Ciência e epidemia, construções coletivas
 
 Vacinas, atuando por meio de agentes semelhantes ao patógeno da doença, mas incapazes de causá-la, geram uma memória imunológica que nos protege da doença, às vezes por toda a vida. Mais que seu efeito individual, porém, importa seu efeito comunitário. Se bem utilizadas, podem proteger até quem não se vacinou.
  Epidemias são fenômenos intrinsecamente sociais: contraímos as doenças infecciosas e as transmitimos para as pessoas ao redor. E a reação do grupo determina o curso e a gravidade do surto.
   Se boa parte da população já tem imunidade contra determinada doença, é mais difícil que um indivíduo infectado contamine outras pessoas. Esse fenômeno, inicialmente estudado em animais, é chamado de imunidade de rebanho.
   Para a gripe, observa-se a proteção comunitária quando cerca de 40% da população é imune ao vírus; para o sarampo, a taxa fica por volta de 95%. Se um número suficiente de indivíduos for vacinado de modo a atingir a imunidade de rebanho, então a população como um todo recebe proteção contra a epidemia.
   É nesse contexto que segue a busca por uma vacina para a Covid-19. Calcula-se que atingiremos a imunidade de rebanho quando entre 60 e 70% da população estiver imune ao vírus. Há quem estime que a taxa seja menor, dada a heterogeneidade da população.

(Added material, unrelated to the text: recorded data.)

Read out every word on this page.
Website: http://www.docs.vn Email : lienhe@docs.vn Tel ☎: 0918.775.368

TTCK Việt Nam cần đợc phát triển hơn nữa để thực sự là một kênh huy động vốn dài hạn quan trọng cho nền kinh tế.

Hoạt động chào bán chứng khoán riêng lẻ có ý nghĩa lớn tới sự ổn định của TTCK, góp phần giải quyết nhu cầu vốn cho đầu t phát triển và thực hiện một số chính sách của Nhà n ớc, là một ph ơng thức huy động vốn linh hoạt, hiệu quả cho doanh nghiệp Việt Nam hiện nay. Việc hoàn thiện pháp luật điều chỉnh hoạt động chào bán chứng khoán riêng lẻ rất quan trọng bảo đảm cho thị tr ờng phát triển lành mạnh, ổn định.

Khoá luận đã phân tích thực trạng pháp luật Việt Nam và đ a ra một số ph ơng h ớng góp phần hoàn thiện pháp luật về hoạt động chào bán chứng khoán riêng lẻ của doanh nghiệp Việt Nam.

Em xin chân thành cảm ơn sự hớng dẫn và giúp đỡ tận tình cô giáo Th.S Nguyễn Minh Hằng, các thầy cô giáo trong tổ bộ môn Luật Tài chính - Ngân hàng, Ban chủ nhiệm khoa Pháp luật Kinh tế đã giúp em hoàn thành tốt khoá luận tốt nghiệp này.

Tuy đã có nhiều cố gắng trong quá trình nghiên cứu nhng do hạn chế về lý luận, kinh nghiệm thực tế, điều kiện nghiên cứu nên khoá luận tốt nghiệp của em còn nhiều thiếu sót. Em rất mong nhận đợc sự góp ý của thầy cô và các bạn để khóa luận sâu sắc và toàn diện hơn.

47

   De um modo ou de outro, várias pesquisas (inclusive brasileiras) evidenciam que sem a vacina essas taxas não serão alcançadas no curto prazo. Para agravar a situação, pairam dúvidas sobre a imunidade a longo prazo para a doença.
   Essa é uma batalha que precisa ser travada com as armas da ciência. Pela primeira vez na história, o público acompanha tão de perto e com tanta expectativa a produção do conhecimento científico. E esse processo pode às vezes parecer caótico.
   A ciência é um processo de construção coletiva, tão social quanto a epidemia que ela tenta enfrentar. Esforços colossais foram canalizados para o enfrentamento da Covid-19 — só de vacinas temos 135 iniciativas, 22 delas sendo testadas em humanos (duas das quatro que estão no último estágio de ensaios em humanos estão sendo testadas no Brasil). Enquanto assistimos ao desenrolar dessa busca, vemos o fracasso de projetos promissores e o questionamento de informações antes tidas por favas contadas.
   Esse processo de construção do conhecimento científico costuma se estender por anos. Mas a urgência e a intensidade da pesquisa sobre a Covid-19 têm forçado adaptações e aperfeiçoamento.
  A demanda do público por informação vem estimulando estudiosos a melhorar o modo de comunicar seus achados e também as discussões sobre a construção do conhecimento. É um momento único: pela primeira vez experimentamos uma pandemia de tais proporções, com os atuais níveis de conhecimento científico e recursos de comunicação.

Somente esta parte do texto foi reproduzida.